The Pictet–Spengler reaction is a two-step process, where an aldehyde and an amine first react to give an imine as an intermediate. This is followed by a 6-endo intramolecular cyclization of the imine to produce the cyclized product. The second step is the rate-limiting step and the electrophilicity of the imine is the driving force of the cyclization. HCl generated in situ from TCT protonated the imine intermediate to an iminium ion, which undergoes a cyclization. The presence of an inert nitrogen atmosphere abated formation of the oxidized product (β-carboline), thus allowing for a clean reaction. In a nutshell, the Pictet–Spengler reaction of tryptamine can be elegantly catalyzed by TCT with a high substrate scope and diversity, hence TCT proved to be a robust catalyst in the 6-endo cyclization.

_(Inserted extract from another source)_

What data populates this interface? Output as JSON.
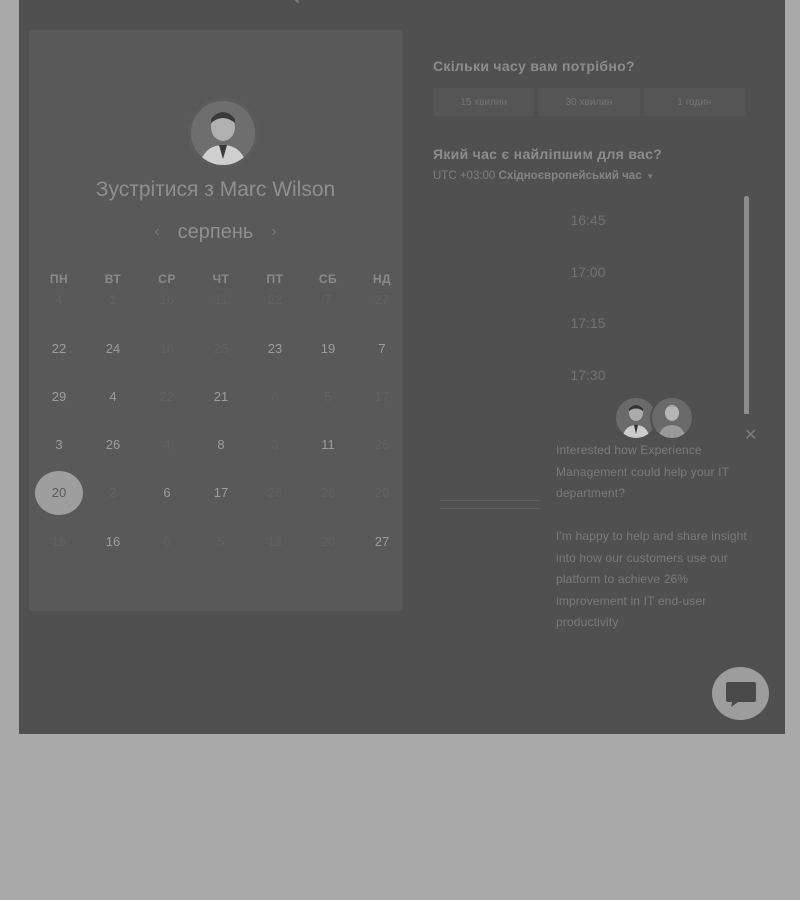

Recently, the Pictet–Spengler reaction has been successfully extended to arylamine substrates [11-17]. These substrates are designed by replacing the aliphatic amine side chain attached to activated heterocycles, for example tryptamine (1), by aromatic amines [11]. Moreover, the aromatic amines can be originated from either carbon or nitrogen of the activated heterocycle. Hence, these substrates are referred to as “modified Pictet–Spengler substrates”. We employed one of the arylamine substrates for our studies (Figure 1). In substrate 4 (Figure 1), the aromatic amine side chain originates from the N-1 of indole. It was subjected to the TCT catalyzed Pictet–Spengler reaction with benzaldehyde derivatives. The results are summarized in Table 2.

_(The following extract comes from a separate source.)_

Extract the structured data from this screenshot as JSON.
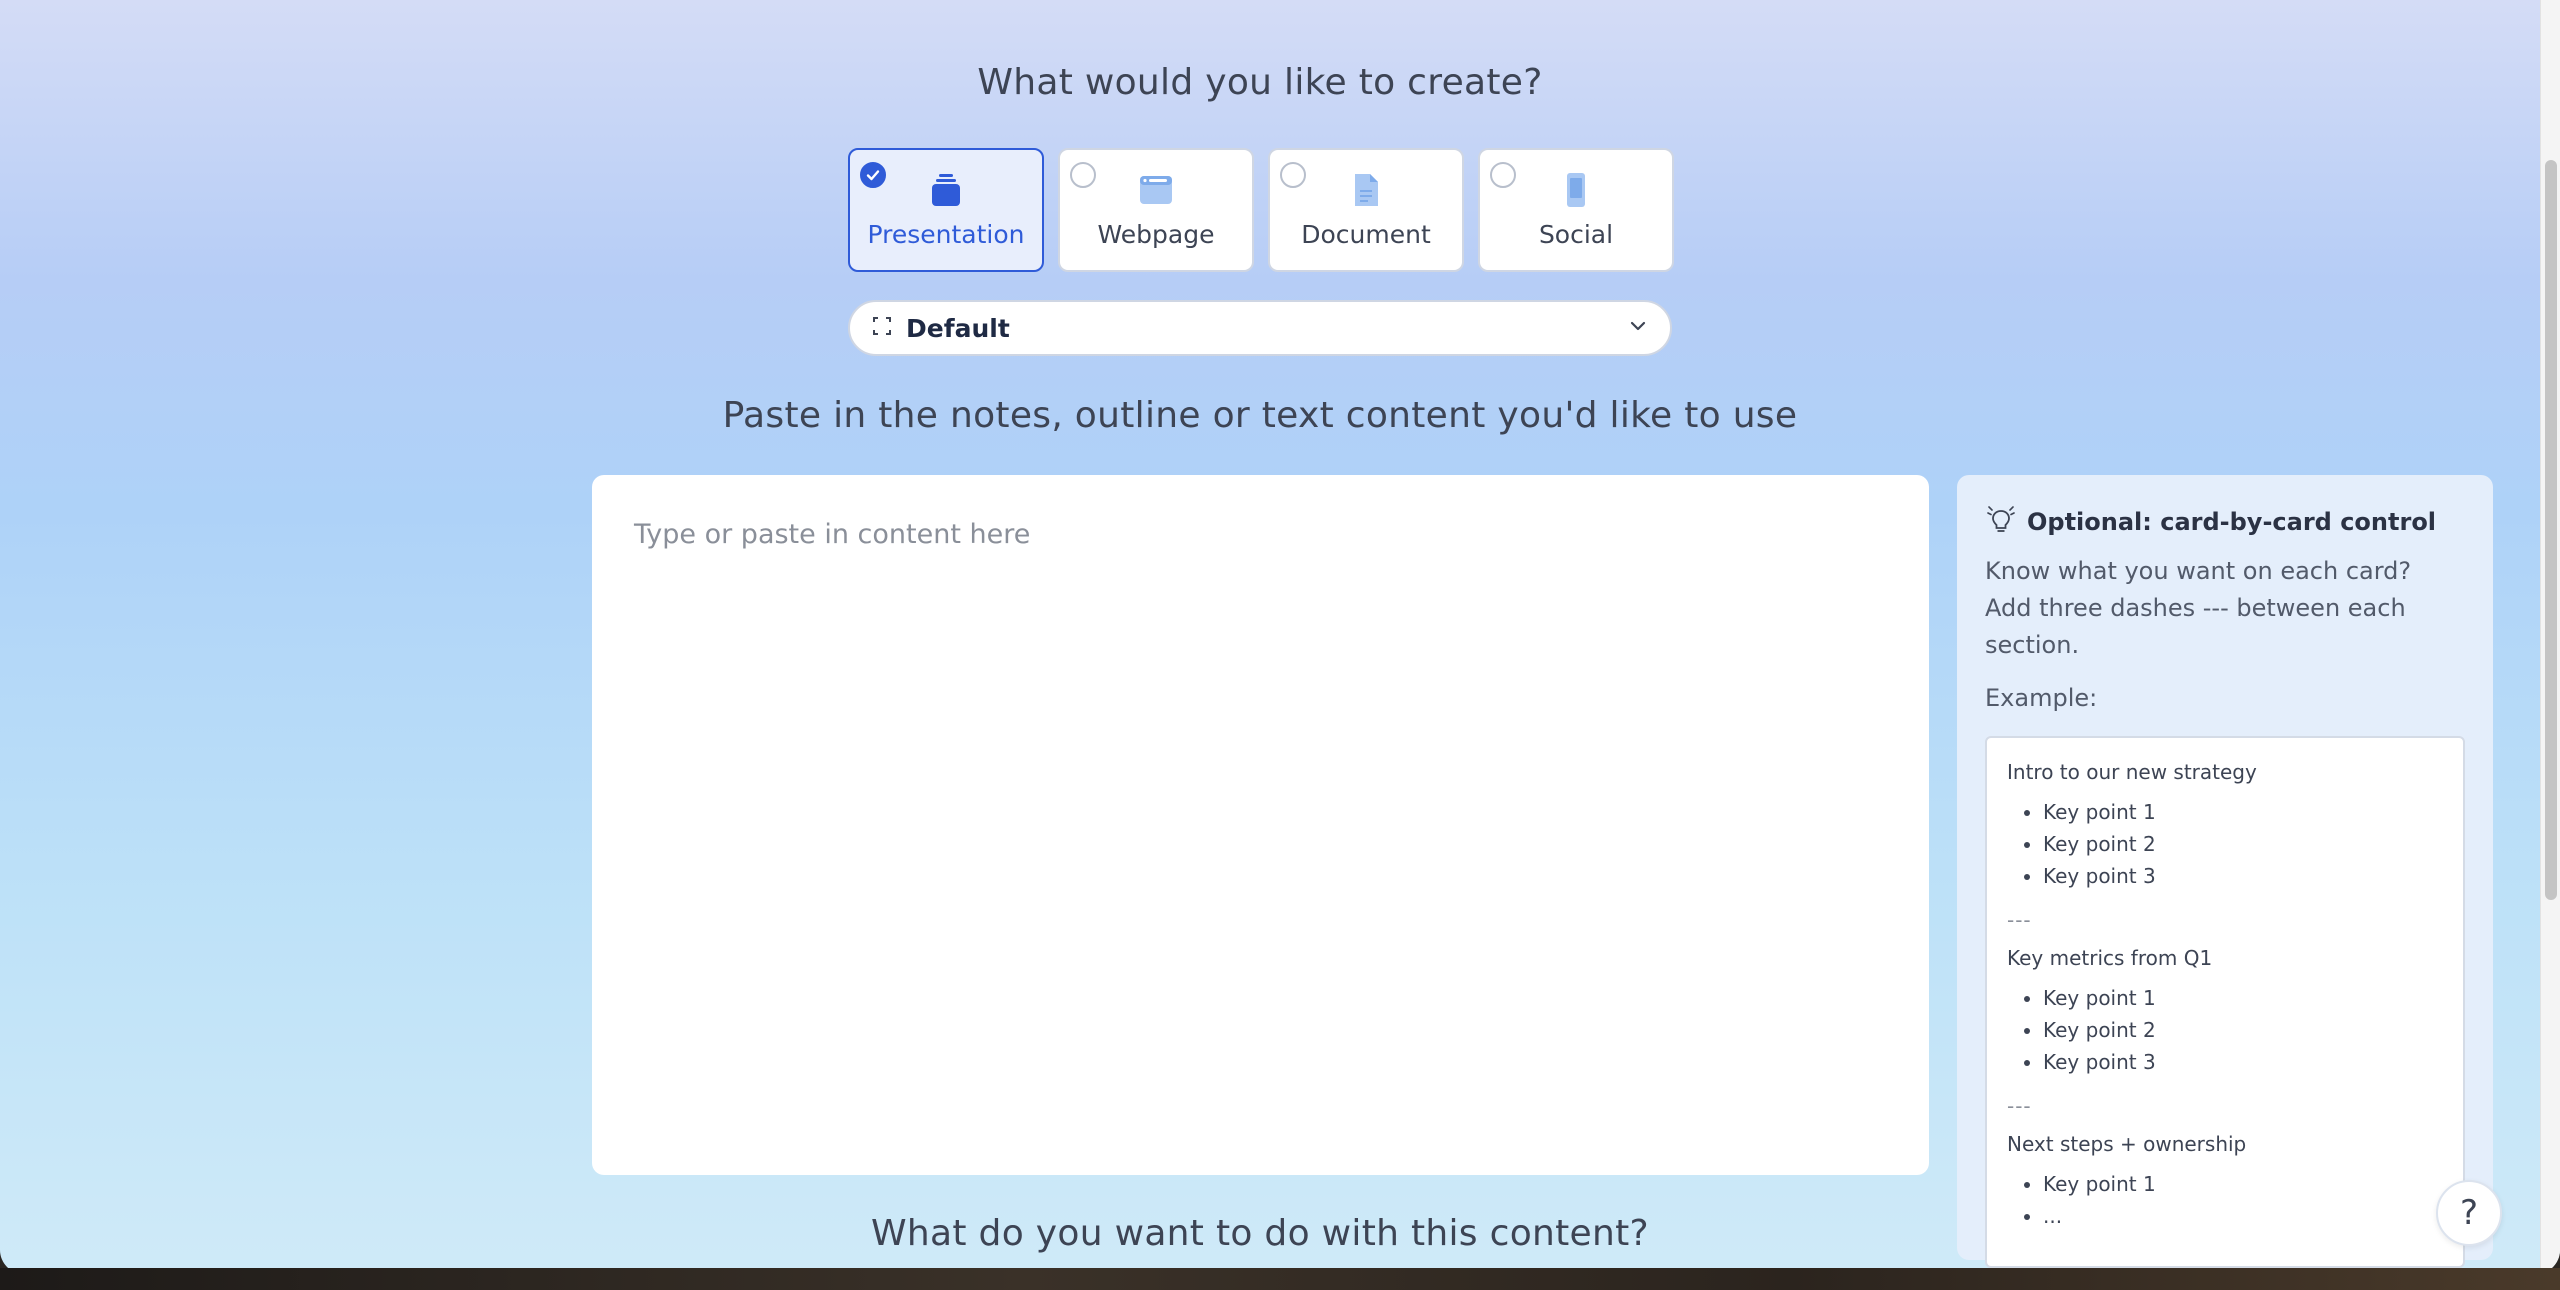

The substrate 4 reacted equally well with both electron-donating as well as electron-withdrawing aldehydes to yield the 6-endo product indolo[1,2-a]quinoxalines 8 (Table 2). It is interesting to note that the cyclized products of the modified Pictet–Spengler substrate 4 are fully aromatized. This is probably because the cyclized dihydro derivatives formed in situ are prone to oxidation. Substrate 4 furnished the cyclized product faster compared to tryptamine (1). This might be attributed to the enhanced electrophilicity of the imine derived from the arylamine compared to the aliphatic amine as reported earlier [16].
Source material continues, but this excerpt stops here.